On June 3, 2024, we posted an article updating the status of regulations that have been proposed by the IRS since 2022. To read the article, please click here.
As a reminder, the prior article describes the elimination of the “stretch IRA” and implementation of the new requirement to withdraw all funds from an inherited IRA within 10 years following the deceased owner’s death. These rules do not apply to the following beneficiaries who are not subject to the 10-year full withdrawal requirement but must withdraw required minimum distributions (RMDs) from an inherited IRA over the beneficiary’s lifetime (or through age 21 in the case of a child of the decedent who must then make a full withdrawal by age 31):
- Surviving spouses [1].
- A child of the decedent under the age of 21.
- A beneficiary who is not more than 10 years younger than the decedent.
- An individual who is disabled or chronically ill.
In summary, the prior article explained the IRS’ position in its proposed regulations that beneficiaries who are not one of the four described above of an owner of an IRA [2] who dies on or after January 1, 2020, and who has attained his or her required beginning date (RBD) [3] are required to withdraw RMDs from the inherited IRA in years 1-9 following the IRA owner’s death.
As noted in the prior article, the IRS has waived the requirement for the affected beneficiaries to withdraw RMDs through the calendar year 2024. On July 19, 2024, the IRS published its final regulations in the Federal Register. In the regulations, the IRS has reaffirmed its position that certain beneficiaries of an IRA owner who died on or after the owner’s RBD must withdraw RMDs in years 1-9 following the IRA owner’s death. This requirement will be effective for calendar years beginning in 2025 and thereafter.
Although these regulations will be effective in 2025 and RMDs for prior years have been waived, if the IRA account holder had attained his or her RBD and died in years 2020-2023, the calculation of the RMDs beginning in 2025 will be calculated based on the beneficiary’s life expectancy in the year following the IRA account holder’s death and not as if the account holder had died in 2024 (in which case your life expectancy would be determined based on your age in 2025 when the regulations will become effective).
For example, assume that your mother, who died on March 1, 2022, was age 75 when she passed away and named you as beneficiary of her IRA. Your mother had reached her RBD and had been withdrawing RMDs from her IRA for several years prior to her death. It is clear that you will be required to withdraw all assets in your inherited IRA by the last day of the 10th year following your mother’s death or December 31, 2032. Under the IRS’ final regulations, you will also be required to withdraw RMDs, calculated over your life expectancy, for the full nine calendar years following your mother’s death, commencing in 2023 through 2031. Then in the 10th year following your mother’s death, all assets in the inherited IRA must be withdrawn no later than December 31, 2032.
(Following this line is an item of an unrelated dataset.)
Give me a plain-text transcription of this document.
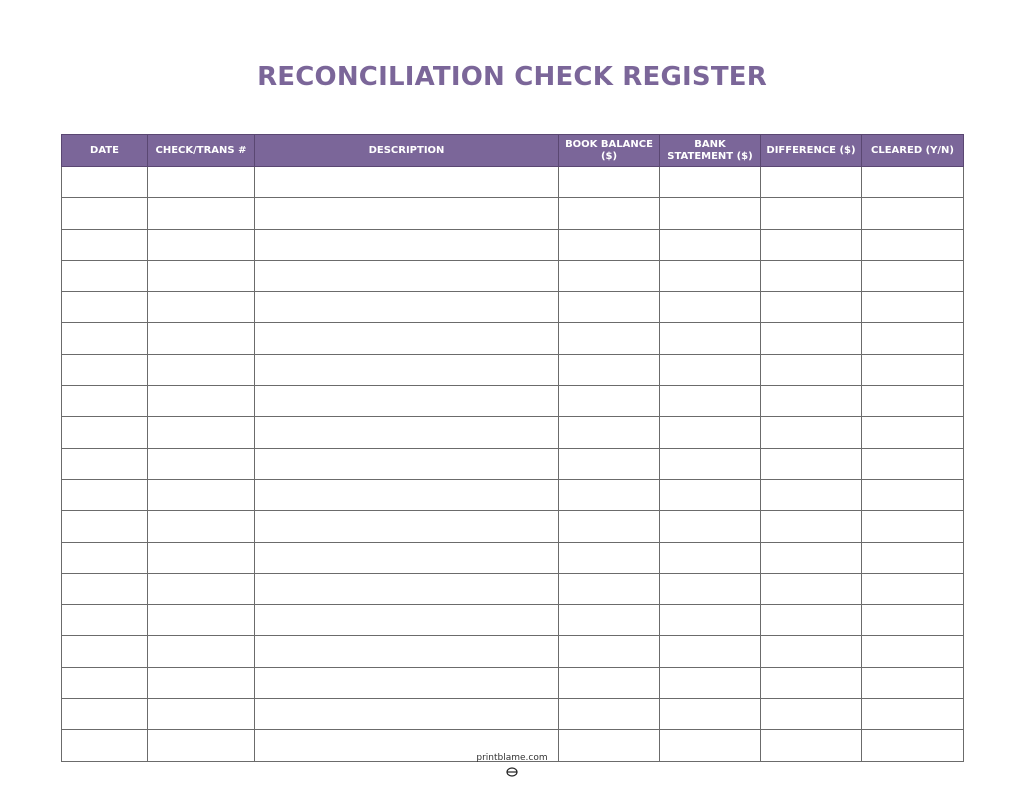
RECONCILIATION CHECK REGISTER
DATE	CHECK/TRANS #	DESCRIPTION	BOOK BALANCE ($)	BANK STATEMENT ($)	DIFFERENCE ($)	CLEARED (Y/N)

printblame.com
The IRS waived the requirement in this example for you to withdraw RMDs in the years 2023 and 2024. This waiver will not affect your requirement to withdraw RMDs in the years 2025 through 2031. However, under the above example, the determination of your life expectancy is based on your age in 2023, the year following your mother’s death.
Assume in the above example that you attained age 57 in 2023, the year following your mother’s death. Under regulations issued by the IRS, your life expectancy at age 57 is 29.8 years. Under the IRS’ waiver, you were not required to withdraw RMDs in the years 2023 and 2024. However, in calculating your RMD in 2025, you will refer to your life expectancy at age 57 in 2023 and not to your life expectancy at age 59 in 2025. Because 2 years have expired since 2023, when calculating your RMD in 2025, the divisor will be 29.8 minus 2, which equals 27.8. If the value of your inherited IRA on December 31, 2024, is $100,000, your RMD in 2025 will be $3,597.12 ($100,000 ÷ 27.8).
The rules described in this article are complex. For questions concerning your RMD liability, contact Chuck Whetstine or your Frazer Ryan estate planning attorney.
[1] It is important to note that, in general, the RMD rules for a surviving spouse were not changed by Congress and the new 10-year rule does not apply to a surviving spouse. This article does not address in detail all of the alternatives available to a surviving spouse who inherits retirement funds from his or her deceased spouse.
[2] Reference to an individual retirement account (IRA) in this article also refers to individual account plans, which include 401(k), profit sharing, money purchase, 403(b), and 457(b) plans. Defined benefit pension plans are not subject to these new rules. In most instances, a beneficiary of an individual account plan will directly transfer the benefits in one of those plans to an “inherited IRA.” Accordingly, for the remainder of this article, reference will be made only to RMDs from an inherited IRA.
[3] For many years, the RBD was April 1 following the year in which an individual attained age 70½. The age of an individual has been increased several times over the last couple of years. Currently, the RBD is April 1 following the year in which an individual attains age 73. And, for individuals born after 1959, effective January 1, 2033, the RBD will be April 1 following the year in which an individual attains age 75.